A Conversation with Richard Corliss


Club TCM kicks of the second day of discussions with a great line up. First off we have author and film critic Richard Corliss, who wrote the new book MOM IN THE MOVIES: THE ICONIC SCREEN MOTHERS YOU LOVE (AND A FEW YOU LOVE TO HATE). Mr. Corliss was interviewed by TCM’s own Shannon Clute. Below are a few highlights from their discussion:

  • “I think every child thinks his or her family is a normal family, until you meet other families. And mine, I probably took it for granted, was idyllic. Very loving, let me see all the movies I wanted. We still had a dozen theatres in walking distance, or a trolly ride away. I grew up in Father Knows Best (1954-1960), I thought it was a documentary.”
  • “At the age of 7 I saw Kind Hearts and Coronets (1949), which I thought was hilarious, though I’m sure I didn’t understand all of it. Also, The Moon is Blue (1953) – and I was raised Catholic – the Legion of Decency gave it a C for condemned. So after mass I would go see what C rated movies were out. But I’d see almost any movie that came out.”
  • “Not until I was in my twenties did I fall for the classic movies that were running on CBS. And I fell for them like I did the movies when I was a kid.”

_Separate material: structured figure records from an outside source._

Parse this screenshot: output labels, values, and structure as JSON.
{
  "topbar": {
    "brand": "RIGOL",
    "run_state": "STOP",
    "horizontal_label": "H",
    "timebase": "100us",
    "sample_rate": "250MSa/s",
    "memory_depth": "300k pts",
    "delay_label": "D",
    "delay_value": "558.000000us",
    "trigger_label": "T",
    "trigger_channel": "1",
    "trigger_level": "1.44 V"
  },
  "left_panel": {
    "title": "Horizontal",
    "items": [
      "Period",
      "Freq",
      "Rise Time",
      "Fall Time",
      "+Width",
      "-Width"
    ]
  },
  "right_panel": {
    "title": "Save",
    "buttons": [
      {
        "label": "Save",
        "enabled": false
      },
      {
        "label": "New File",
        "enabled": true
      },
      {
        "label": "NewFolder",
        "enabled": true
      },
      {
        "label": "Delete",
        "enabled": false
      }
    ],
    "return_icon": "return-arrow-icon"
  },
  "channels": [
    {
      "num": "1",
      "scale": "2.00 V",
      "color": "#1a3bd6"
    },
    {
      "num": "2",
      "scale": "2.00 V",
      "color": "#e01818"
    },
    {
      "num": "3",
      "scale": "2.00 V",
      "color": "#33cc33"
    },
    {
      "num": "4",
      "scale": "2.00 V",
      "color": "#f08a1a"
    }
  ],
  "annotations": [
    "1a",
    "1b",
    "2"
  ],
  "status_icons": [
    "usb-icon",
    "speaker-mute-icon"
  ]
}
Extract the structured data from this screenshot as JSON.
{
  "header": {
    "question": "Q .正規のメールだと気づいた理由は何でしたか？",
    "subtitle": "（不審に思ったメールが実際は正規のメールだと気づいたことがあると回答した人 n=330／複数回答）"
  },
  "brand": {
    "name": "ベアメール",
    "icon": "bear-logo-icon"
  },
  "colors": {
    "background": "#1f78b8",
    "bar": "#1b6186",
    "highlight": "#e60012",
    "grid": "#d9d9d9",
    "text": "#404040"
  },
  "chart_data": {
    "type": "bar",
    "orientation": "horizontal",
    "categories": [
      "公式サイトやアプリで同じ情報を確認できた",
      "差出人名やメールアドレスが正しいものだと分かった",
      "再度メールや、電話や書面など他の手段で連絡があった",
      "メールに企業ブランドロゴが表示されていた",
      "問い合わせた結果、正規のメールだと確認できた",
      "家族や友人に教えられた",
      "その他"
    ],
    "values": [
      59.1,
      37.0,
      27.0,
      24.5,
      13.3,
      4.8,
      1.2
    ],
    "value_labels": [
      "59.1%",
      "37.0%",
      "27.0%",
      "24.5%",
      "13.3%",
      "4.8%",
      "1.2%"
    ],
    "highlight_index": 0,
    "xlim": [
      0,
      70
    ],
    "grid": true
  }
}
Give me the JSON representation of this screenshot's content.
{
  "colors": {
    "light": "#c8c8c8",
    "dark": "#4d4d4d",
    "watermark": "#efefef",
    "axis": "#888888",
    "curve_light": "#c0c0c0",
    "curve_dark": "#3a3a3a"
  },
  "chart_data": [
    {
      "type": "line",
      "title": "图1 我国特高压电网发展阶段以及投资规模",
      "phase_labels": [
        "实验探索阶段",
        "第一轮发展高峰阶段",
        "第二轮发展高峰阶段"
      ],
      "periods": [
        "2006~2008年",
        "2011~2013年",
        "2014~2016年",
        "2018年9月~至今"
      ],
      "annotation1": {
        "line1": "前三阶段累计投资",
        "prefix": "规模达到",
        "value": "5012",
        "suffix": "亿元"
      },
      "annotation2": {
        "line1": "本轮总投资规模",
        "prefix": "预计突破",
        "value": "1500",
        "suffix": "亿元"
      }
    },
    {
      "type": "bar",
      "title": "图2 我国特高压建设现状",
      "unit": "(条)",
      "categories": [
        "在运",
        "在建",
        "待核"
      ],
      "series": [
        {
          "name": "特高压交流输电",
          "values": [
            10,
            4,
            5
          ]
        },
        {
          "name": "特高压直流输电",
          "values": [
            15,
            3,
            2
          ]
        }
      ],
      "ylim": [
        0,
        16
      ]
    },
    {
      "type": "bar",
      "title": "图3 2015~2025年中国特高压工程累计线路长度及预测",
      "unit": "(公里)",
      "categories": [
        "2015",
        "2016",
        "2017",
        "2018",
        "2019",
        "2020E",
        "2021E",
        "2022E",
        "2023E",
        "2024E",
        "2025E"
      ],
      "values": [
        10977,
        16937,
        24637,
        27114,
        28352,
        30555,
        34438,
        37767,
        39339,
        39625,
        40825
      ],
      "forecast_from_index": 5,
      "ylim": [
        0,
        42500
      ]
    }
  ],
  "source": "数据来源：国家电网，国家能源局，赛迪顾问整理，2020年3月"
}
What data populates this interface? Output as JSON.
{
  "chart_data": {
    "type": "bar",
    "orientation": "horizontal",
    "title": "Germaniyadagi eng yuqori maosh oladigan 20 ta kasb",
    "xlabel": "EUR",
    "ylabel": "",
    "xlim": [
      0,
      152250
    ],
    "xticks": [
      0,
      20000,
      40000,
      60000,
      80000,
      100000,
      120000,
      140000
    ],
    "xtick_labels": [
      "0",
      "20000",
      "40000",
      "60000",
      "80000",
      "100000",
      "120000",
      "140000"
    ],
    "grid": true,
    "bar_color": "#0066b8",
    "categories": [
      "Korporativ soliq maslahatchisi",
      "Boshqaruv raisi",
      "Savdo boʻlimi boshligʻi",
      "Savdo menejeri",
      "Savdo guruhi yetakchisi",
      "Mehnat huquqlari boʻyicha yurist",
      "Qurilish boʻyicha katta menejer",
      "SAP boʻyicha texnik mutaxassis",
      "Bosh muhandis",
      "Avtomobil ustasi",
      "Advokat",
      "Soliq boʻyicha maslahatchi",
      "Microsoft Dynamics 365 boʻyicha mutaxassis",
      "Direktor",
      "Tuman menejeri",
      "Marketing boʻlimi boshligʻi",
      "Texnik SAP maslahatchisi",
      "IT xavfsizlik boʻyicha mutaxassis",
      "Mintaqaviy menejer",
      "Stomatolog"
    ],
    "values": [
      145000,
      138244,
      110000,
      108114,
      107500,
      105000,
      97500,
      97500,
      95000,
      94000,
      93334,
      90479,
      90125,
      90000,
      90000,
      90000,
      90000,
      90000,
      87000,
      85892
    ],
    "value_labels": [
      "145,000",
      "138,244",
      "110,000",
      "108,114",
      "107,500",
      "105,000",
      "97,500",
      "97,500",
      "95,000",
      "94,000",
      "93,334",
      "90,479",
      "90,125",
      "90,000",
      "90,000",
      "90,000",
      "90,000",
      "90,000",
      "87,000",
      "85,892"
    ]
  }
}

  • “The first thing that I did with Mary Corliss was the day after Christmas 2012 was the screen all the films. I think we came up with about 150 films. We didn’t want to miss anything, but we ended up with about 120 films. My first thought was to write about two paragraphs on 1,000 films – because everyone is going to wonder why one is missing.”
  • “In the Golden Age, women were as important as men, and children were too. But female stars were as big as male stars and they were given a tremendous variety of roles. And because they were beautiful young women, they were often unmarried mothers – single mothers, working mothers, sexy mothers.”
  • “The chapter that surprised me was Serial Moms. In the ’30s and ’40s, contingent with the Hardy family series, was a series of B movies each producing 3 or 4 films a year – the Jones family, Blondie – and I was a little surprised. These films were rooted in the time, resolving real problems. These were situation elements.”
  • “We must mention Irene Dunne here – she is the patron saint of movie moms.”
  • “To get good movie moms you need to get popular young talent, and let them age – Sally Field, Susan Sarandon. It’s also because of the Oscars, that started in this room. Judi Dench [in Philomena (2013)] is everything you want a mother to be, Mo’Nique in Precious (2009) was everything you don’t want a mother to be.”
  • Barbara Stanwyck wanted Stella Dallas, studio wanted Ruth Chatterton, who suffered through many of these roles. Stanwyck always knows her affect on men, she’s very smart. Stella doesn’t realize her effect on men, it’s hard for us to see her playing someone who isn’t in control of her affect. But she does it wonderfully.